Так что зимой Илья перебирался из степей в городишки да шахтерские поселки, но повсюду имелось начальство, которого он не выносил на дух, и платили мало, и негде было жить. Влюблялись в него бабы, но каждая норовила на себе женить, только тогда соглашаясь поить, кормить да в своем дому прописать человеком. А для Перегуда женитьба была тем муравьиным усилием, которого он не хотел, да и не мог над собой совершить.
Случилось как-то Илье Перегуду заблудиться в степи, переходя от стойбища к стойбищу в поисках животворящего своего арака, и, мучимый трезвостью, он слег на половине пути. Думал передохнуть. Пересохшая глотка зудела, так что ее хотелось расчесать или же выдрать. Однако палящее степное солнце тугими огненными жилами скручивало ему руки, отчего он валялся на земле и жевал горькую худосочную траву, до которой мог дотянуться ртом.
И вдруг из-под земли вырос волк… Мелкий, с жесткой рыжей шерстью, походившей на кабанью щетину, и с бородкой, что как пыль въедалась в глаза. Острая, клинышком, с чужой наглецой – эта бородка придавала его тупой широколобой морде яростное выражение. Волк глядел на Перегуда слезливыми человеческими глазами и заговорил с ним рыком: «Пора тебе наконец хозяев своих бояться, пора хлеб съеденный отрабатывать, довольно уж погулял». Ничего бы так Илью не проняло, как то, что заговоривший с ним в безлюдной степи волк вонял воблой: духом трезвым и соленым, точно кровь. Или в бараке лагерном вонь такая. Постиг тогда Илья, что это сам Легавый с ним заговорил. У них каждый – вожак, и он был одним из железношерстной их стаи, что питается живыми людьми.
И вскочил Перегуд на ноги, побежал прочь от волка, выбиваясь из сил. Волк же, загоняя казака, потрусил за ним на некотором расстоянии, точно бы отставая, даруя надежду, отчего Илья как раз выдыхался. А легавый и ждал, чтоб казак сам сдох. Бежал Илейка с версту, потом на животе полз, за траву цепляясь, а волк прогуливался за ним следом и, когда Перегуд изнемог, сдох, встал над ним и опять заговорил: «Пора тебе наконец в хозяйский хомут впрягаться. Все уж впряглись, и мы на них землю пашем. Или ты еще не понял, что наша правда на земле? Или еще веруешь, что сам себе хозяин?»

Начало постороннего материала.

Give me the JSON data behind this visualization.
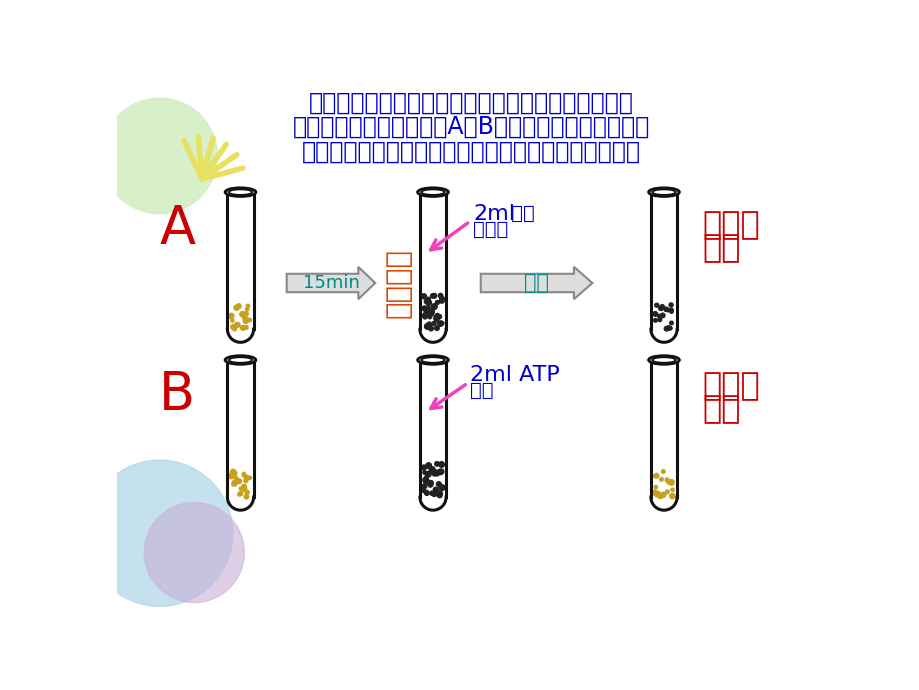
{
  "bg_color": "#ffffff",
  "title_line1": "用小刀将数十只萤火虫的发光器割下，干燥后研磨成",
  "title_line2": "粉末，取两等份分别装入A、B两支试管，各加入少量水",
  "title_line3": "使之混合，置于暗处，可见试管内有淡黄色荧光出现。",
  "title_color": "#0000cc",
  "label_A": "A",
  "label_B": "B",
  "label_color": "#cc0000",
  "glucose_bold": "2ml",
  "glucose_normal": " 葡萄",
  "glucose_line2": "糖溶液",
  "atp_bold": "2ml ATP",
  "atp_line2": "溶液",
  "sol_color": "#0000cc",
  "result_top_1": "无荧光",
  "result_top_2": "出现",
  "result_bot_1": "有荧光",
  "result_bot_2": "出现",
  "result_color": "#cc0000",
  "arrow1_label": "15min",
  "arrow1_color": "#008888",
  "arrow2_label": "暗处",
  "arrow2_color": "#008888",
  "vert_label": "发光素酶",
  "vert_color": "#dd4400",
  "tube_color": "#111111",
  "dot_yellow": "#c8a020",
  "dot_dark": "#222222",
  "arrow_fill": "#dddddd",
  "arrow_edge": "#888888",
  "pink_arrow": "#ee44bb",
  "circle_green": "#d0eec0",
  "circle_blue": "#b0d8e8",
  "circle_purple": "#c8b0d8",
  "ray_color": "#e8e060"
}
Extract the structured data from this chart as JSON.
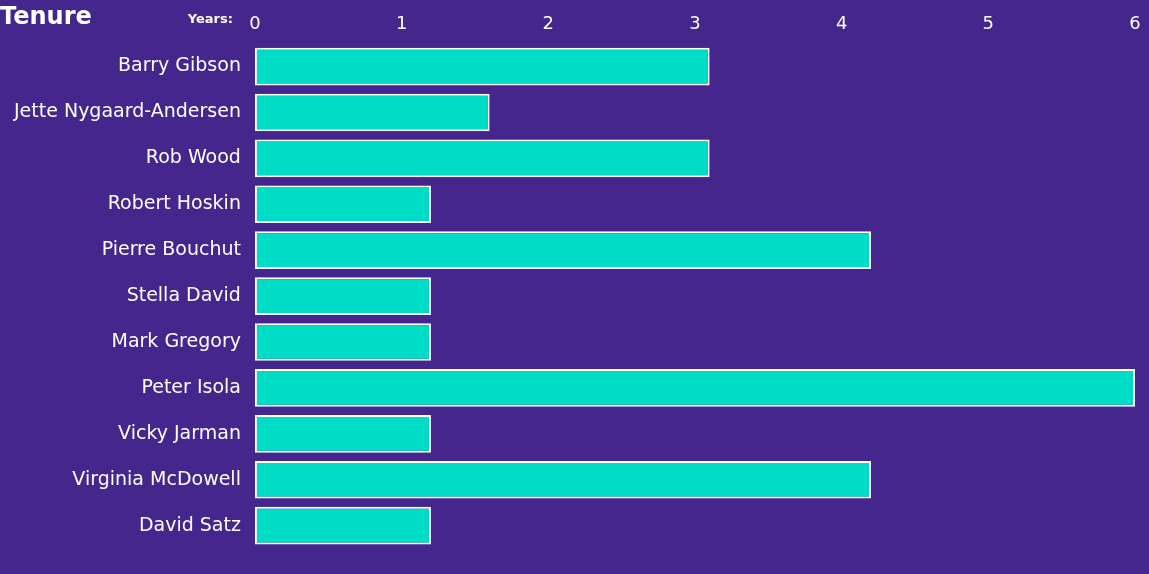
{
  "chart_data": {
    "type": "bar",
    "orientation": "horizontal",
    "title": "Tenure",
    "xlabel": "Years:",
    "categories": [
      "Barry Gibson",
      "Jette Nygaard-Andersen",
      "Rob Wood",
      "Robert Hoskin",
      "Pierre Bouchut",
      "Stella David",
      "Mark Gregory",
      "Peter Isola",
      "Vicky Jarman",
      "Virginia McDowell",
      "David Satz"
    ],
    "values": [
      3.1,
      1.6,
      3.1,
      1.2,
      4.2,
      1.2,
      1.2,
      6.0,
      1.2,
      4.2,
      1.2
    ],
    "color": "#00ddc6",
    "xlim": [
      0,
      6
    ],
    "xticks": [
      0,
      1,
      2,
      3,
      4,
      5,
      6
    ],
    "grid": false,
    "legend": false
  }
}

Перегуд притворился мертвым, но сердце в сжатой страхом груди билось во всю степь. Харкнул волк смешком, но рассердился, что казак его обмануть хотел. Говорит: «Пора тебя наконец сожрать. Нет от страха твоего никакой пользы, кроме костей да мяса. Будем теперь наведываться и отрывать по куску, сколько нагуляешь костей да мяса». Урвав тот самый кус, волк отпрыгнул от орущего Илейки – и чавкнул звонко пастью. Удовольствия от проглоченного волк не получил, одним куском он и не мог насытиться – то было его работой, его легавым долгом. Поглядев с отвращением на живую муку казака, он вдруг поднялся на задние лапы, став огромным, и пошагал куда-то в степь, куда ему было надо.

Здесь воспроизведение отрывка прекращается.